(Yicai) July 19 -- Nio rebutted rumors that the Chinese electric carmaker plans to increase its prices by CNY5,000 (USD690), but said current sales its discounts will be scaled back. BMW and Audi are also slimming down the discounts they offer in China.
The suggested retail prices for Nio's models will not rise, but recent purchase incentives will finish by the end of this month, sales staff told Yicai. The Shanghai-based producer of new energy vehicles will trim its discounts by CNY3,000 (USD415) to CNY5,000.
According to online rumors, Nio plans to increase the prices of its models by CNY5,000 each.

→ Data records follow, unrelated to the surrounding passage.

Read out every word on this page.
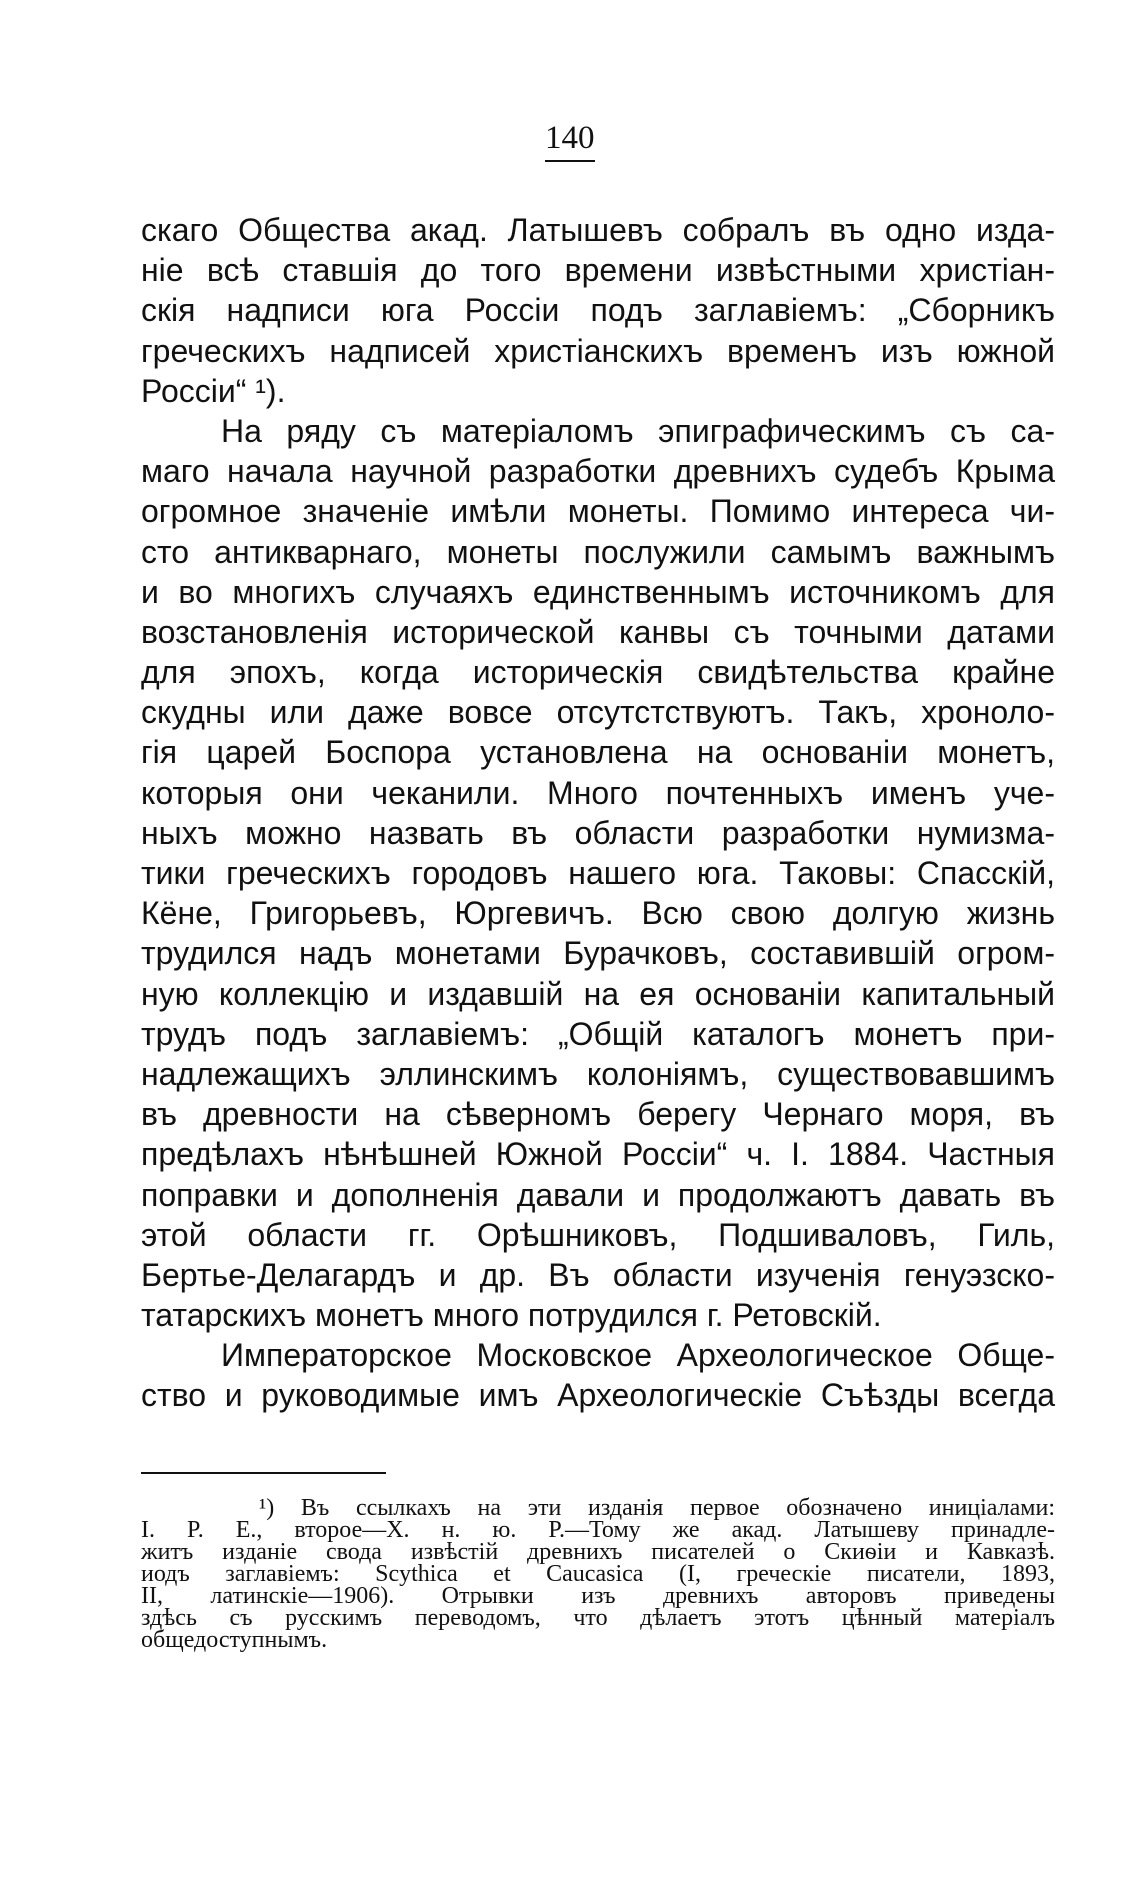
140
скаго Общества акад. Латышевъ собралъ въ одно изда-
ніе всѣ ставшія до того времени извѣстными христіан-
скія надписи юга Россіи подъ заглавіемъ: „Сборникъ
греческихъ надписей христіанскихъ временъ изъ южной
Россіи“ ¹).
На ряду съ матеріаломъ эпиграфическимъ съ са-
маго начала научной разработки древнихъ судебъ Крыма
огромное значеніе имѣли монеты. Помимо интереса чи-
сто антикварнаго, монеты послужили самымъ важнымъ
и во многихъ случаяхъ единственнымъ источникомъ для
возстановленія исторической канвы съ точными датами
для эпохъ, когда историческія свидѣтельства крайне
скудны или даже вовсе отсутстствуютъ. Такъ, хроноло-
гія царей Боспора установлена на основаніи монетъ,
которыя они чеканили. Много почтенныхъ именъ уче-
ныхъ можно назвать въ области разработки нумизма-
тики греческихъ городовъ нашего юга. Таковы: Спасскій,
Кёне, Григорьевъ, Юргевичъ. Всю свою долгую жизнь
трудился надъ монетами Бурачковъ, составившій огром-
ную коллекцію и издавшій на ея основаніи капитальный
трудъ подъ заглавіемъ: „Общій каталогъ монетъ при-
надлежащихъ эллинскимъ колоніямъ, существовавшимъ
въ древности на сѣверномъ берегу Чернаго моря, въ
предѣлахъ нѣнѣшней Южной Россіи“ ч. I. 1884. Частныя
поправки и дополненія давали и продолжаютъ давать въ
этой области гг. Орѣшниковъ, Подшиваловъ, Гиль,
Бертье-Делагардъ и др. Въ области изученія генуэзско-
татарскихъ монетъ много потрудился г. Ретовскій.
Императорское Московское Археологическое Обще-
ство и руководимые имъ Археологическіе Съѣзды всегда
¹) Въ ссылкахъ на эти изданія первое обозначено иниціалами:
I. P. E., второе—X. н. ю. P.—Тому же акад. Латышеву принадле-
житъ изданіе свода извѣстій древнихъ писателей о Скиѳіи и Кавказѣ.
иодъ заглавіемъ: Scythica et Caucasica (I, греческіе писатели, 1893,
II, латинскіе—1906). Отрывки изъ древнихъ авторовъ приведены
здѣсь съ русскимъ переводомъ, что дѣлаетъ этотъ цѣнный матеріалъ
общедоступнымъ.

The CNY18,000 (USD2,480) discount Nio offers on the ET5 in Shanghai will come to an end this month, as will the CNY20,000 on the ES6 and the CNY28,000 on the ES8, the firm said. Customers will also only get CNY3,000 off the price if they buy a vehicle in stock, compared with the current discount of CNY6,000 to CNY8,000, it added.
Nio's sales have been quite strong over the past two months, a source close to the company said. The slightly eased discounts may be a way to test the market, allowing for further adjustments to sales strategy in the future, the person noted.
In March, Nio cut the price of its BaaS battery rental service to CNY728 (USD100) per month, and along with other discounts, saw sales exceed 20,000 in the following months. It delivered a record 21,209 vehicles last month.
Yicai reported yesterday that BMW and Audi are also lowering their discounts in China this quarter as the German luxury carmakers make strategic changes, such as ending sales targets and easing inventory requirements for dealers, following severe losses stemming from acute price competition in the world's biggest car market.
Nio has already been narrowing its discounts since June, Chairman and Chief Executive Li Bin said on a first-quarter earnings call. The key task next is to increase gross profit while ensuring sales growth, he added, saying gross margin will return to double digits and continue to improve this quarter and next.